Both members of the Salmonidae family, making them difficult to differentiate.

Size: Salmon are generally much larger, averaging 8-12 pounds. Trout, however, rarely exceeds 5 pounds.

Habitat: Salmon are born in freshwater, migrate to the ocean to feed and grow, and return to freshwater to spawn. Trout species are mostly freshwater only, with the exception of steelhead and cutthroat trout, which are sea-run like salmon.

Appearance: Salmon has a more pronounced silvery sheen on their scales and skin compared to the rainbow or brown hues of many trout.

Taste: Salmon has a richer, oilier taste than trout due to their higher fat content. Trout are typically leaner than salmon, with a milder flavor.

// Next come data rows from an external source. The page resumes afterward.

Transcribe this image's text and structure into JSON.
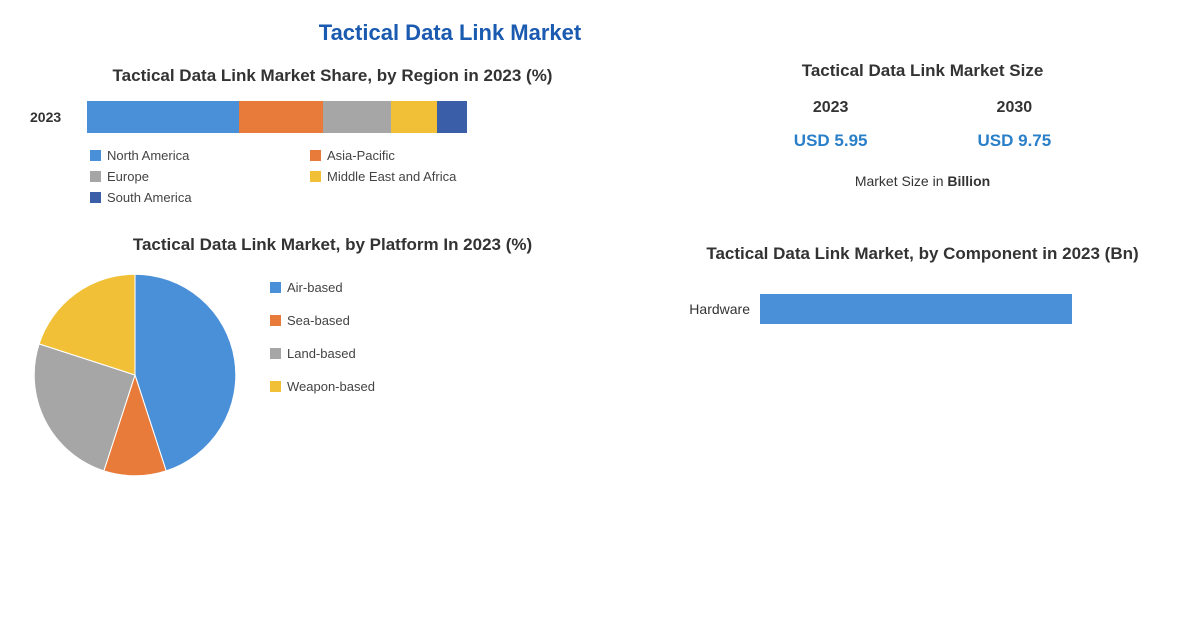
{
  "main_title": "Tactical Data Link Market",
  "stacked": {
    "title": "Tactical Data Link Market Share, by Region in 2023 (%)",
    "year": "2023",
    "segments": [
      {
        "label": "North America",
        "value": 40,
        "color": "#4a90d9"
      },
      {
        "label": "Asia-Pacific",
        "value": 22,
        "color": "#e87b3a"
      },
      {
        "label": "Europe",
        "value": 18,
        "color": "#a6a6a6"
      },
      {
        "label": "Middle East and Africa",
        "value": 12,
        "color": "#f2c037"
      },
      {
        "label": "South America",
        "value": 8,
        "color": "#3a5ea8"
      }
    ]
  },
  "pie": {
    "title": "Tactical Data Link Market, by Platform In 2023 (%)",
    "slices": [
      {
        "label": "Air-based",
        "value": 45,
        "color": "#4a90d9"
      },
      {
        "label": "Sea-based",
        "value": 10,
        "color": "#e87b3a"
      },
      {
        "label": "Land-based",
        "value": 25,
        "color": "#a6a6a6"
      },
      {
        "label": "Weapon-based",
        "value": 20,
        "color": "#f2c037"
      }
    ]
  },
  "market_size": {
    "title": "Tactical Data Link Market Size",
    "left": {
      "year": "2023",
      "value": "USD 5.95"
    },
    "right": {
      "year": "2030",
      "value": "USD 9.75"
    },
    "unit_prefix": "Market Size in ",
    "unit_bold": "Billion",
    "value_color": "#2a7fc9"
  },
  "component": {
    "title": "Tactical Data Link Market, by Component in 2023 (Bn)",
    "rows": [
      {
        "label": "Hardware",
        "value": 3.8,
        "max": 5.0,
        "color": "#4a90d9"
      }
    ]
  },
  "style": {
    "background": "#ffffff",
    "title_color": "#1a5ab0",
    "text_color": "#333333",
    "title_fontsize": 22,
    "section_title_fontsize": 17,
    "body_fontsize": 14
  }
}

Is Steelhead Trout or Salmon?

Steelhead trout are not salmon because they are separate species. Steelhead trout are a subspecies of rainbow trout, which is not salmon. Steelhead trout typically spend 2-3 years in freshwater before migrating to the ocean, while salmon usually spend 1-2 years in freshwater before migrating to the ocean.

Can you eat Salmon skin?

Yes, you can absolutely eat salmon skin! Although it is often discarded as a matter of personal preference, salmon skin is perfectly safe, delicious, and nutritious to eat. The skin contains healthy fats, protein, and much of the salmon's vitamin D content. When cooked properly, salmon skin crisps up beautifully to provide textural contrast to the tender salmon flesh. Salmon skin develops a wonderfully savory, umami-rich flavor when cooked.